Oil company profits exceed estimates by 46 percent

Bloomberg:
If you thought oil prices were hard to predict, try estimating oil company earnings.

Exxon Mobil Corp., BP Plc and other major oil producers beat analysts’ profit estimates by an average of 46 percent for the first quarter, according to data compiled by Bloomberg. The companies, along with Royal Dutch Shell Plc, Eni SpA and Total SA, raked in more than $15 billion in combined quarterly profit after the worst oil price crash since 2009.

It wasn’t that the results were that impressive in a bear market -- most companies reported profits down around 50 percent from the first quarter of 2014. Rather, the earnings show how far off estimates were. More specifically, they show how much easier it is to model profit estimates from producing oil than from refining or trading it, which is where most of the bigger companies saw earnings surge for the quarter.
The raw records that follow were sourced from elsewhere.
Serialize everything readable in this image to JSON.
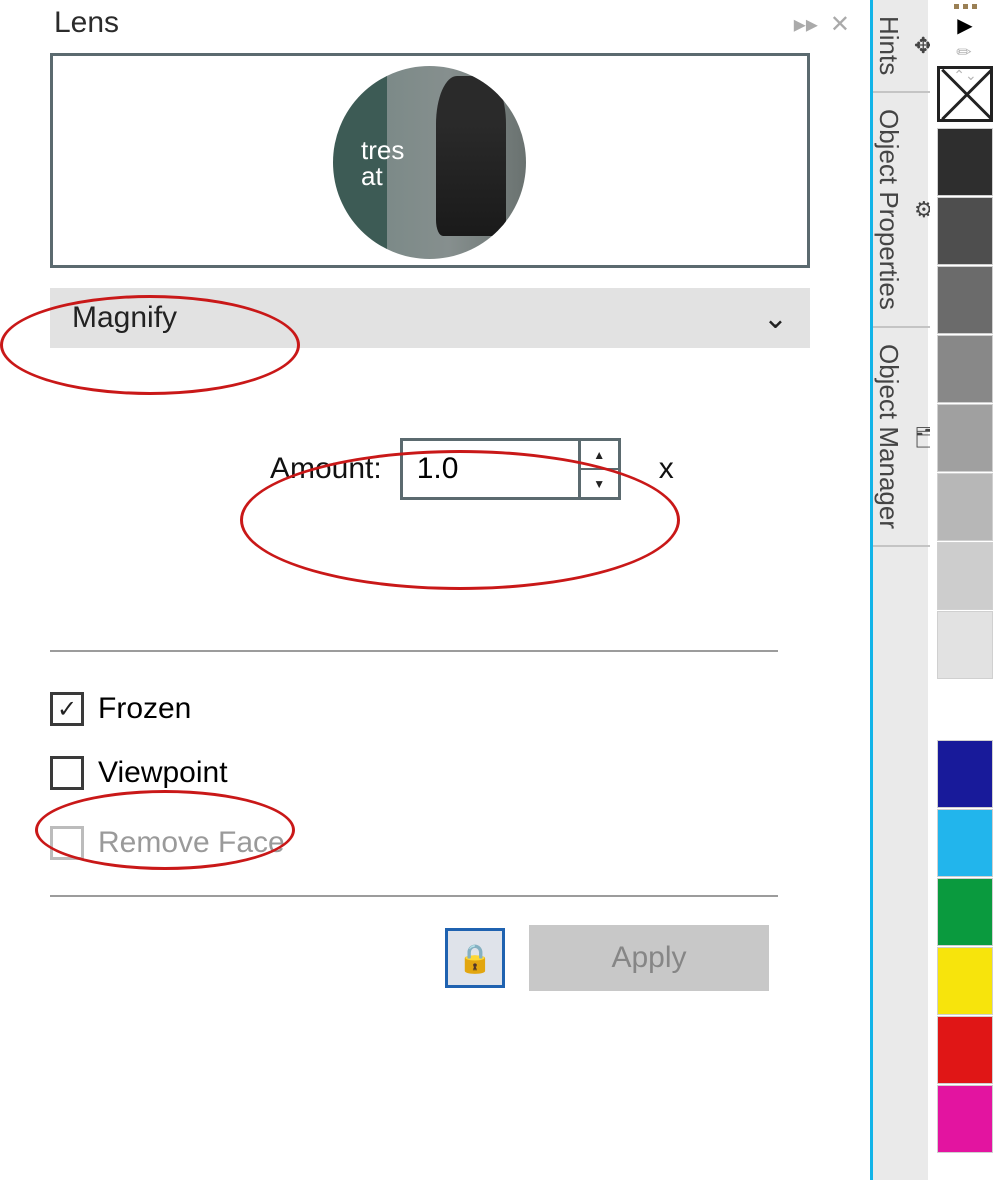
{
  "panel": {
    "title": "Lens",
    "preview_text_line1": "tres",
    "preview_text_line2": "at"
  },
  "dropdown": {
    "selected": "Magnify"
  },
  "amount": {
    "label": "Amount:",
    "value": "1.0",
    "suffix": "x"
  },
  "options": {
    "frozen": {
      "label": "Frozen",
      "checked": true
    },
    "viewpoint": {
      "label": "Viewpoint",
      "checked": false
    },
    "remove_face": {
      "label": "Remove Face",
      "checked": false,
      "disabled": true
    }
  },
  "buttons": {
    "apply": "Apply"
  },
  "docker_tabs": {
    "0": {
      "label": "Hints"
    },
    "1": {
      "label": "Object Properties"
    },
    "2": {
      "label": "Object Manager"
    }
  },
  "swatches": {
    "gray1": "#2e2e2e",
    "gray2": "#4e4e4e",
    "gray3": "#6b6b6b",
    "gray4": "#888888",
    "gray5": "#a0a0a0",
    "gray6": "#b7b7b7",
    "gray7": "#cdcdcd",
    "gray8": "#e2e2e2",
    "navy": "#181a9a",
    "cyan": "#22b5ec",
    "green": "#0a9a3e",
    "yellow": "#f7e40c",
    "red": "#e01616",
    "pink": "#e314a0"
  }
}
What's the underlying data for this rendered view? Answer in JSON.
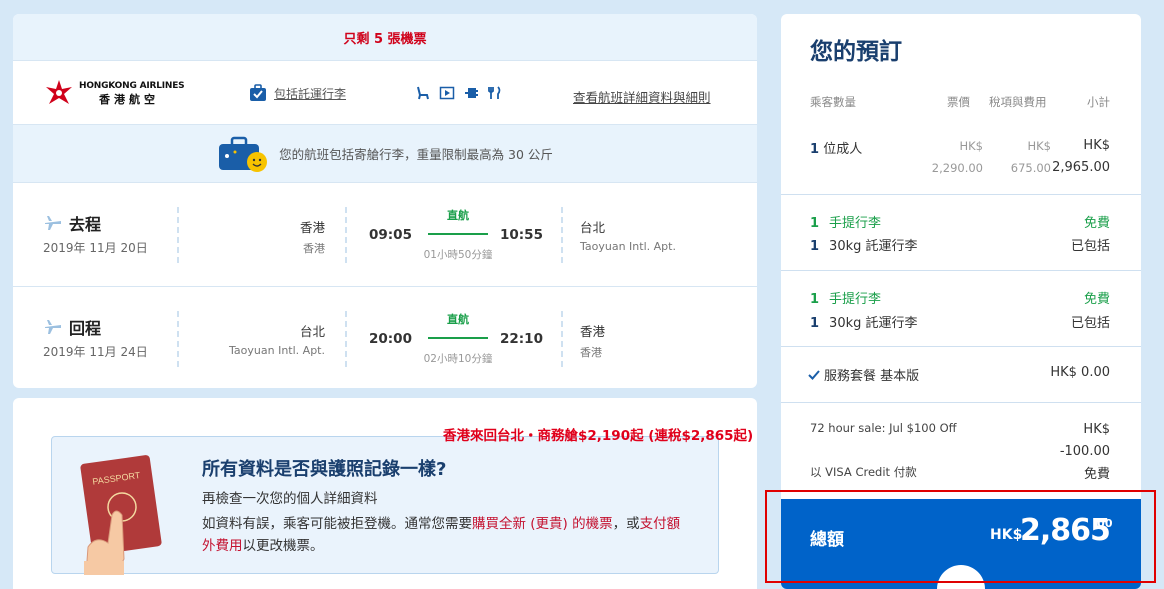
{
  "flight": {
    "seats_left": "只剩 5 張機票",
    "airline": {
      "name_en": "HONGKONG AIRLINES",
      "name_zh": "香港航空"
    },
    "baggage_link": "包括託運行李",
    "amenity_icons": [
      "seat-icon",
      "video-icon",
      "power-icon",
      "meal-icon"
    ],
    "details_link": "查看航班詳細資料與細則",
    "baggage_note": "您的航班包括寄艙行李，重量限制最高為 30 公斤",
    "legs": [
      {
        "type": "去程",
        "date": "2019年 11月 20日",
        "from_city": "香港",
        "from_airport": "香港",
        "depart": "09:05",
        "stops": "直航",
        "duration": "01小時50分鐘",
        "arrive": "10:55",
        "to_city": "台北",
        "to_airport": "Taoyuan Intl. Apt."
      },
      {
        "type": "回程",
        "date": "2019年 11月 24日",
        "from_city": "台北",
        "from_airport": "Taoyuan Intl. Apt.",
        "depart": "20:00",
        "stops": "直航",
        "duration": "02小時10分鐘",
        "arrive": "22:10",
        "to_city": "香港",
        "to_airport": "香港"
      }
    ]
  },
  "passport": {
    "title": "所有資料是否與護照記錄一樣?",
    "subtitle": "再檢查一次您的個人詳細資料",
    "body_1": "如資料有誤，乘客可能被拒登機。通常您需要",
    "link_1": "購買全新 (更貴) 的機票",
    "body_2": "，或",
    "link_2": "支付額外費用",
    "body_3": "以更改機票。"
  },
  "promo": "香港來回台北・商務艙$2,190起 (連稅$2,865起)",
  "summary": {
    "title": "您的預訂",
    "headers": {
      "pax": "乘客數量",
      "fare": "票價",
      "tax": "稅項與費用",
      "subtotal": "小計"
    },
    "pax": {
      "count": "1",
      "label": "位成人"
    },
    "fare": {
      "cur": "HK$",
      "amt": "2,290.00"
    },
    "tax": {
      "cur": "HK$",
      "amt": "675.00"
    },
    "subtotal": {
      "cur": "HK$",
      "amt": "2,965.00"
    },
    "bags": [
      {
        "carry_count": "1",
        "carry_label": "手提行李",
        "carry_val": "免費",
        "check_count": "1",
        "check_label": "30kg 託運行李",
        "check_val": "已包括"
      },
      {
        "carry_count": "1",
        "carry_label": "手提行李",
        "carry_val": "免費",
        "check_count": "1",
        "check_label": "30kg 託運行李",
        "check_val": "已包括"
      }
    ],
    "service": {
      "label": "服務套餐 基本版",
      "value": "HK$ 0.00"
    },
    "sale": {
      "label": "72 hour sale: Jul $100 Off",
      "cur": "HK$",
      "amt": "-100.00"
    },
    "payment": {
      "label": "以 VISA Credit 付款",
      "value": "免費"
    },
    "total": {
      "label": "總額",
      "cur": "HK$",
      "amount": "2,865",
      "decimals": ".00"
    }
  },
  "colors": {
    "brand": "#1a3f6e",
    "accent": "#0063c9",
    "green": "#1a9f4a",
    "red": "#d0021b"
  }
}
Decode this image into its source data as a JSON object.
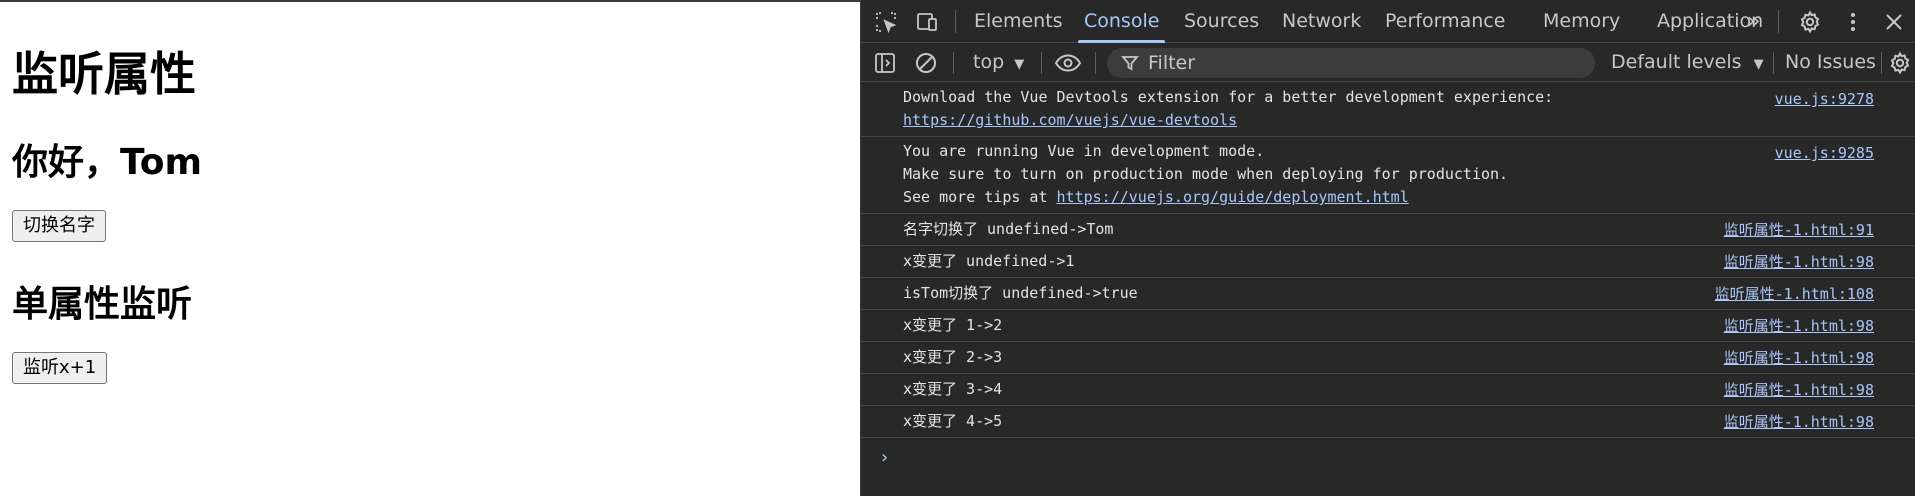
{
  "page": {
    "title": "监听属性",
    "greeting": "你好，Tom",
    "switch_button": "切换名字",
    "section_title": "单属性监听",
    "increment_button": "监听x+1"
  },
  "devtools": {
    "tabs": [
      "Elements",
      "Console",
      "Sources",
      "Network",
      "Performance",
      "Memory",
      "Application"
    ],
    "active_tab": "Console",
    "overflow_label": "»",
    "toolbar": {
      "context": "top",
      "filter_placeholder": "Filter",
      "levels": "Default levels",
      "issues": "No Issues"
    },
    "messages": [
      {
        "lines": [
          "Download the Vue Devtools extension for a better development experience:"
        ],
        "link": "https://github.com/vuejs/vue-devtools",
        "source": "vue.js:9278"
      },
      {
        "lines": [
          "You are running Vue in development mode.",
          "Make sure to turn on production mode when deploying for production."
        ],
        "prefix": "See more tips at ",
        "link": "https://vuejs.org/guide/deployment.html",
        "source": "vue.js:9285"
      },
      {
        "lines": [
          "名字切换了 undefined->Tom"
        ],
        "source": "监听属性-1.html:91"
      },
      {
        "lines": [
          "x变更了 undefined->1"
        ],
        "source": "监听属性-1.html:98"
      },
      {
        "lines": [
          "isTom切换了 undefined->true"
        ],
        "source": "监听属性-1.html:108"
      },
      {
        "lines": [
          "x变更了 1->2"
        ],
        "source": "监听属性-1.html:98"
      },
      {
        "lines": [
          "x变更了 2->3"
        ],
        "source": "监听属性-1.html:98"
      },
      {
        "lines": [
          "x变更了 3->4"
        ],
        "source": "监听属性-1.html:98"
      },
      {
        "lines": [
          "x变更了 4->5"
        ],
        "source": "监听属性-1.html:98"
      }
    ],
    "prompt": "›",
    "colors": {
      "accent": "#a8c7fa",
      "background": "#282828",
      "text": "#e3e3e3"
    }
  }
}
Oil trading strategies are kept opaque for competitive reasons, and prices at the pump fell more slowly than crude, said Fadel Gheit, a New York-based analyst at Oppenheimer & Co. “We could not see that coming,” he said. “As oil prices collapsed, refined product prices did not go down as fast, which created an unusually fat margin.”
...
The cost of  their raw material dropped for those companies who focus on downstream uses of those raw materials.  Most of the companies were also cutting cost as the price dropped.  Those who were hardest hit were highly leveraged companies focused on drilling wells and servicing them.  Companies also also focusing on becoming more efficient in order to maintain profitability during a down market.